Josh moves his jaw like he can’t quite decide on the right response. They’re stopped in front of a $329 six-door dresser. “Red, Red Wine” plays over the sound system.
“Did you ask me to help you shop because you wanted someone to smile and nod and keep their mouth shut while you refuse to help yourself?” he asks. “Because I’m not going to do that.”
“No, obviously I wanted you to experience the meatballs.” They stare at each other for a few beats while a couple holds up the paper measuring tape across the width of the dresser. Josh raises an eyebrow, expecting something more. Ari swallows. “You go to the gym a lot, so I know you can carry heavy boxes. And you’re tall so you can reach things on high-up shelves in the warehouse area.”
His expression remains stern. Concerned. Unwilling to accept her one-liners as actual answers. “Ari.”
“What?”
He folds his arms across his chest. “Why did you ask me to come here with you?”
Grimacing at his persistence, she walks over to an untreated pine dresser and pretends to examine it. “I thought you could help me pick out some pans?”
“You’re absolutely not using cookware from Ikea. You’d get the same result with a folded-up piece of aluminum foil. We’ll go to Sur La Table. Try again.”
She opens the top compartment and looks down. Inside the drawer is a crude drawing of a penis. It’s a fun surprise. Like finding a quarter on the ground. “I guess…I like being with you more than I like being by myself.” She takes a deep breath and glances up. Josh has this way of focusing on her face. There’s a potency to it. “Why did you come?”
“The meatballs.” A stranger would say his face appears blank, but Ari can tell he’s pleased. “Obviously.”
Fri, Oct 28, 5:27 p.m.
Briar: Have you looked at any of the proposals from developers?
Josh: Mom sent you after me now?
I don’t care about the proposals. It’s prime real estate on Avenue A.
Sell it to the highest bidder.
Sell it for parts.
Briar: You need to come to my deep stretch yoga class.
There’s a new instructor that’s VERY pretty
Josh: I already have a gym routine.
Briar: She has NYE date potential!
You can’t show up at a gala by yourself when your family is being honored!
That’s just sad.
Josh: Mom said you aren’t even coming.
Briar: Excuse me, I’ve had a luxury yurt booked for over a year! I will be glamping under the stars at Joshua Tree.
8
“I’M DEFINITELY COMING DOWN WITH something.” Ari is startlingly loud as she blows through the swinging doors of the Duane Reade on Broadway and Fourth Street. “It’s either a cold or diphtheria.”
“You came down with several shots of tequila and rang my buzzer at two in the morning,” Josh says, following her past the bored security guard, the cough suppressants, and an aisle of greeting cards. She hadn’t wanted to come upstairs, though.
Actually, Ari has never been to his apartment, even though they’ve watched six and a half terrible movies over the phone, ordered four coffees, shared two pizzas at Arturo’s, and this is their second—no third—joint shopping excursion.
Not that he’s counting.
“Where did you say you found her underwear?” she asks, slurring slightly.

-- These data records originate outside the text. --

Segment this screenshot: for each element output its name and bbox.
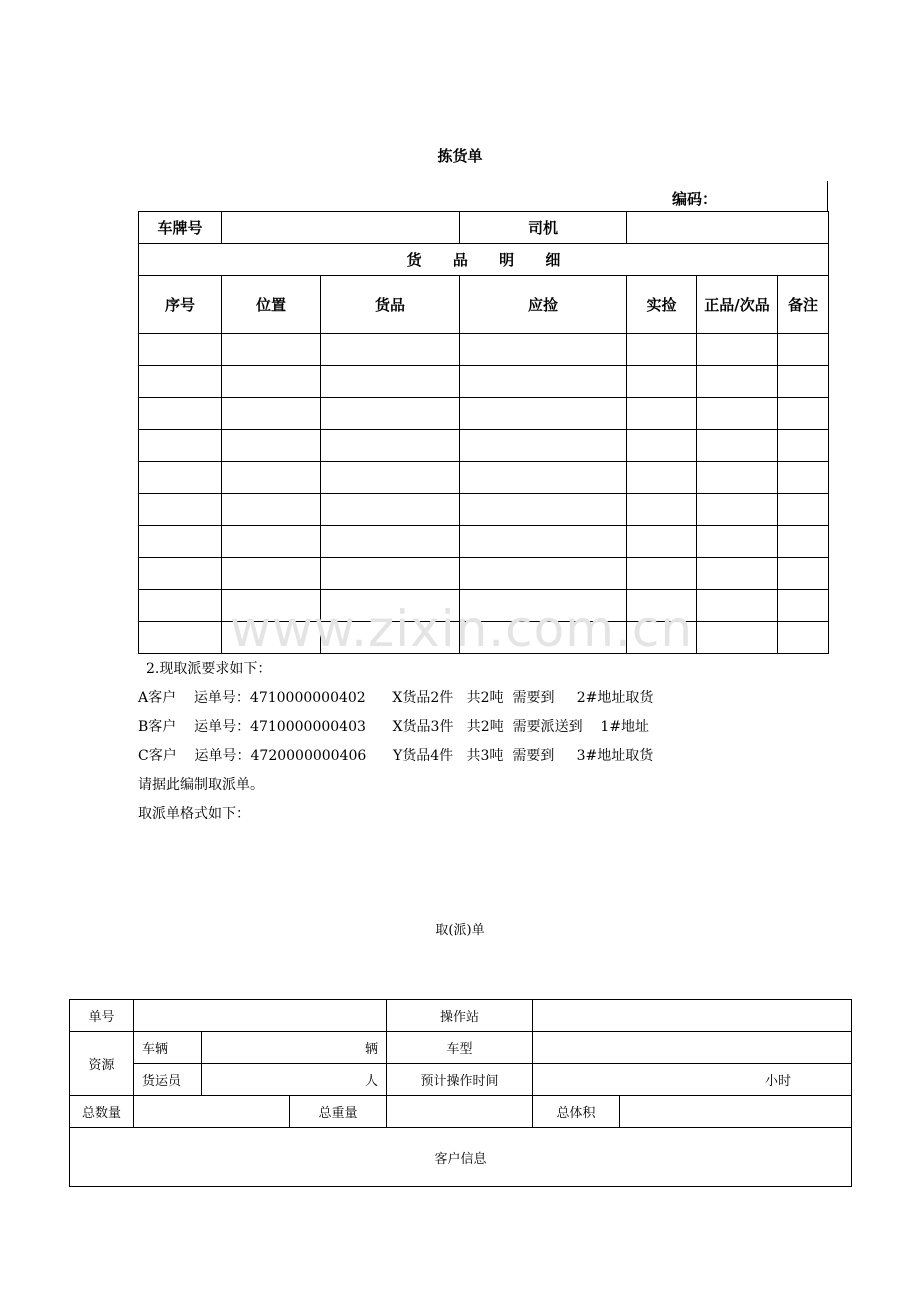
- cell[interactable]: [139, 526, 222, 558]
- cell[interactable]: [321, 622, 460, 654]
- customer-info-label: 客户信息: [70, 1128, 852, 1187]
- cell[interactable]: [222, 366, 321, 398]
- header-location: 位置: [222, 276, 321, 334]
- cell[interactable]: [627, 398, 697, 430]
- cell[interactable]: [321, 558, 460, 590]
- est-time-cell[interactable]: 小时: [533, 1064, 852, 1096]
- station-label: 操作站: [387, 1000, 533, 1032]
- pick-form-title: 拣货单: [437, 147, 483, 165]
- cell[interactable]: [139, 430, 222, 462]
- table-row: [139, 622, 829, 654]
- cell[interactable]: [222, 398, 321, 430]
- cell[interactable]: [778, 590, 829, 622]
- cell[interactable]: [321, 590, 460, 622]
- driver-cell[interactable]: [627, 212, 829, 244]
- est-time-label: 预计操作时间: [387, 1064, 533, 1096]
- cell[interactable]: [627, 494, 697, 526]
- section-title: [139, 244, 829, 276]
- header-goods: 货品: [321, 276, 460, 334]
- cell[interactable]: [222, 558, 321, 590]
- total-volume-label: 总体积: [533, 1096, 620, 1128]
- code-label: 编码：: [672, 190, 718, 208]
- cell[interactable]: [697, 590, 778, 622]
- cell[interactable]: [139, 558, 222, 590]
- cell[interactable]: [139, 590, 222, 622]
- requirements-intro: 2.现取派要求如下：: [146, 661, 272, 677]
- cell[interactable]: [460, 366, 627, 398]
- cell[interactable]: [222, 430, 321, 462]
- header-divider: [827, 181, 828, 212]
- resource-label: 资源: [70, 1032, 134, 1096]
- cell[interactable]: [460, 430, 627, 462]
- plate-label: 车牌号: [139, 212, 222, 244]
- cell[interactable]: [778, 366, 829, 398]
- cell[interactable]: [139, 462, 222, 494]
- cell[interactable]: [139, 366, 222, 398]
- order-no-cell[interactable]: [134, 1000, 387, 1032]
- cell[interactable]: [139, 334, 222, 366]
- cell[interactable]: [139, 398, 222, 430]
- table-row: [139, 494, 829, 526]
- dispatch-form-title: 取(派)单: [435, 923, 485, 938]
- cell[interactable]: [627, 334, 697, 366]
- cell[interactable]: [697, 398, 778, 430]
- courier-label: 货运员: [134, 1064, 202, 1096]
- vehicle-label: 车辆: [134, 1032, 202, 1064]
- cell[interactable]: [460, 334, 627, 366]
- dispatch-table: [69, 999, 852, 1187]
- cell[interactable]: [697, 526, 778, 558]
- plate-cell[interactable]: [222, 212, 460, 244]
- cell[interactable]: [627, 558, 697, 590]
- cell[interactable]: [222, 590, 321, 622]
- cell[interactable]: [222, 526, 321, 558]
- instruction-text: 请据此编制取派单。: [138, 777, 264, 793]
- cell[interactable]: [697, 430, 778, 462]
- cell[interactable]: [778, 462, 829, 494]
- vehicle-type-cell[interactable]: [533, 1032, 852, 1064]
- requirement-line-b: B客户 运单号：4710000000403 X货品3件 共2吨 需要派送到 1#地址: [138, 719, 650, 735]
- table-row: [139, 366, 829, 398]
- table-row: [139, 430, 829, 462]
- cell[interactable]: [778, 494, 829, 526]
- cell[interactable]: [460, 590, 627, 622]
- cell[interactable]: [697, 494, 778, 526]
- requirement-line-c: C客户 运单号：4720000000406 Y货品4件 共3吨 需要到 3#地址取货: [138, 748, 654, 764]
- cell[interactable]: [778, 622, 829, 654]
- header-expected: 应捡: [460, 276, 627, 334]
- cell[interactable]: [460, 398, 627, 430]
- cell[interactable]: [321, 334, 460, 366]
- order-no-label: 单号: [70, 1000, 134, 1032]
- table-row: [139, 462, 829, 494]
- cell[interactable]: [460, 526, 627, 558]
- table-row: [139, 398, 829, 430]
- total-weight-label: 总重量: [290, 1096, 387, 1128]
- cell[interactable]: [697, 462, 778, 494]
- cell[interactable]: [778, 398, 829, 430]
- table-row: [139, 334, 829, 366]
- cell[interactable]: [627, 462, 697, 494]
- cell[interactable]: [460, 462, 627, 494]
- cell[interactable]: [139, 494, 222, 526]
- section-title-text: 货 品 明 细: [406, 251, 561, 269]
- cell[interactable]: [778, 558, 829, 590]
- vehicle-cell[interactable]: 辆: [202, 1032, 387, 1064]
- header-remark: 备注: [778, 276, 829, 334]
- cell[interactable]: [778, 334, 829, 366]
- cell[interactable]: [321, 366, 460, 398]
- cell[interactable]: [460, 558, 627, 590]
- cell[interactable]: [321, 526, 460, 558]
- driver-label: 司机: [460, 212, 627, 244]
- total-volume-cell[interactable]: [620, 1096, 852, 1128]
- cell[interactable]: [460, 494, 627, 526]
- table-row: [139, 590, 829, 622]
- cell[interactable]: [697, 366, 778, 398]
- cell[interactable]: [697, 622, 778, 654]
- total-qty-cell[interactable]: [134, 1096, 290, 1128]
- cell[interactable]: [627, 622, 697, 654]
- vehicle-type-label: 车型: [387, 1032, 533, 1064]
- cell[interactable]: [222, 334, 321, 366]
- cell[interactable]: [321, 494, 460, 526]
- total-weight-cell[interactable]: [387, 1096, 533, 1128]
- format-label: 取派单格式如下：: [138, 806, 250, 822]
- station-cell[interactable]: [533, 1000, 852, 1032]
- total-qty-label: 总数量: [70, 1096, 134, 1128]
- header-index: 序号: [139, 276, 222, 334]
- cell[interactable]: [321, 430, 460, 462]
- cell[interactable]: [222, 622, 321, 654]
- cell[interactable]: [778, 526, 829, 558]
- cell[interactable]: [778, 430, 829, 462]
- cell[interactable]: [460, 622, 627, 654]
- cell[interactable]: [697, 334, 778, 366]
- cell[interactable]: [697, 558, 778, 590]
- pick-list-table: [138, 211, 829, 654]
- cell[interactable]: [627, 526, 697, 558]
- cell[interactable]: [139, 622, 222, 654]
- cell[interactable]: [222, 462, 321, 494]
- cell[interactable]: [627, 590, 697, 622]
- header-actual: 实捡: [627, 276, 697, 334]
- courier-cell[interactable]: 人: [202, 1064, 387, 1096]
- cell[interactable]: [321, 398, 460, 430]
- header-quality: 正品/次品: [697, 276, 778, 334]
- watermark: www.zixin.com.cn: [230, 600, 694, 658]
- requirement-line-a: A客户 运单号：4710000000402 X货品2件 共2吨 需要到 2#地址取货: [138, 690, 654, 706]
- table-row: [139, 558, 829, 590]
- cell[interactable]: [222, 494, 321, 526]
- cell[interactable]: [627, 430, 697, 462]
- cell[interactable]: [321, 462, 460, 494]
- table-row: [139, 526, 829, 558]
- cell[interactable]: [627, 366, 697, 398]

“In my laundry. It was just sitting there,” he continues, steering her toward the cold drinks. “Mingling with my whites and light colors.”
“You have clothes that aren’t black?” She stops in front of the fridge and reaches for a six-pack of Coors Light. “Throw them out immediately. If you let your ex’s stuff linger in your home, it will slowly poison you, like the One Ring.”
Josh wordlessly takes the beer out of her hands, replacing it with a bottle of water. She barely seems to notice as she continues walking.
“Did I tell you that Cass took the time to go through every single one of the books and take the ones that belong to her? Except for one little pile. And I’m positive she left them on purpose.” Ari pauses in front of another fridge and exchanges the water for a Red Bull. “Get Out of Your Mind and Into Your Life? Daring Greatly? It’s all the shit the yoga teacher reads during shavasana when you just want to fall asleep. Clearly I have to get rid of them. Burn them or something.”
“You can’t burn books,” he says. “We’ll take them to the Strand and sell them.”
Ari nods seriously. “Less violent but more profitable.”